In the 1951 movie, 'The Day the Earth Stood Still', the alien Klaatu comes to our planet with an important message. Ironically, he cannot deliver his vital warning because we assume the worst of new or uncertain things. Klaatu is arrested, confined, and eventually shot, all driven by our fear and suspicion of his motives. Although this movie is over 55 years old, it contains truths that would be valuable for us to consider today.
Then and now, the conventional wisdom is to fight aggression with retributive violence. The argument is that a failure to be tough will result in the loss of liberty, resources, or even life. There is ample historic and present-day evidence to illustrate the truth of this perspective.
The unfortunate corollary to this perspective is that it exists on both sides of the battlefield. Therefore both sides must be tough, both sides must employ violence, and both sides cannot stop until one or the other is completely eliminated.

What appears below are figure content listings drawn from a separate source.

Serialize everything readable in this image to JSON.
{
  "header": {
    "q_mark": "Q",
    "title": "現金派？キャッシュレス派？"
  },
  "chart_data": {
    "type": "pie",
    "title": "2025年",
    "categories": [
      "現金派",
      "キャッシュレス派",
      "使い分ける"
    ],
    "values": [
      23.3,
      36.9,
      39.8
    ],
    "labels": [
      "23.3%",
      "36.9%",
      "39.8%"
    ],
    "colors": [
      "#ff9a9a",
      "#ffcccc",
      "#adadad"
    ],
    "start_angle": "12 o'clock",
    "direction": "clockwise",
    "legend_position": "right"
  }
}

You cannot just wade in the pool of violence, you must get all in.
The War on Terrorism inevitably increases the number of people seeking revenge on America. As more people die from our retribution, more of their children or family members seek retribution themselves. It cannot stop unless reasonable people from both sides make it stop. These are not reasonable times. As Klaatu suggests, "I am fearful when I see people substituting fear for reason."
In the movie, Klaatu heals himself and leaves our planet. As he enters his spaceship, he tells us why he came to Earth. It seems all the other planets in the galaxy had created a race of robots programmed to automatically destroy all aggressive warlike behavior. Thanks to this unilateral agreement, all planets live without weapons or armies, knowing that any aggressor will be destroyed.
Klaatu offered a simple warning, "Join us and live in peace, or pursue your present course and face obliteration." It would have been a good message for the planet to hear - even today. There must be people on our planet who can rise above their anger to think about the lives of the people still living. I will be hopeful when I see people substituting compassion for fear.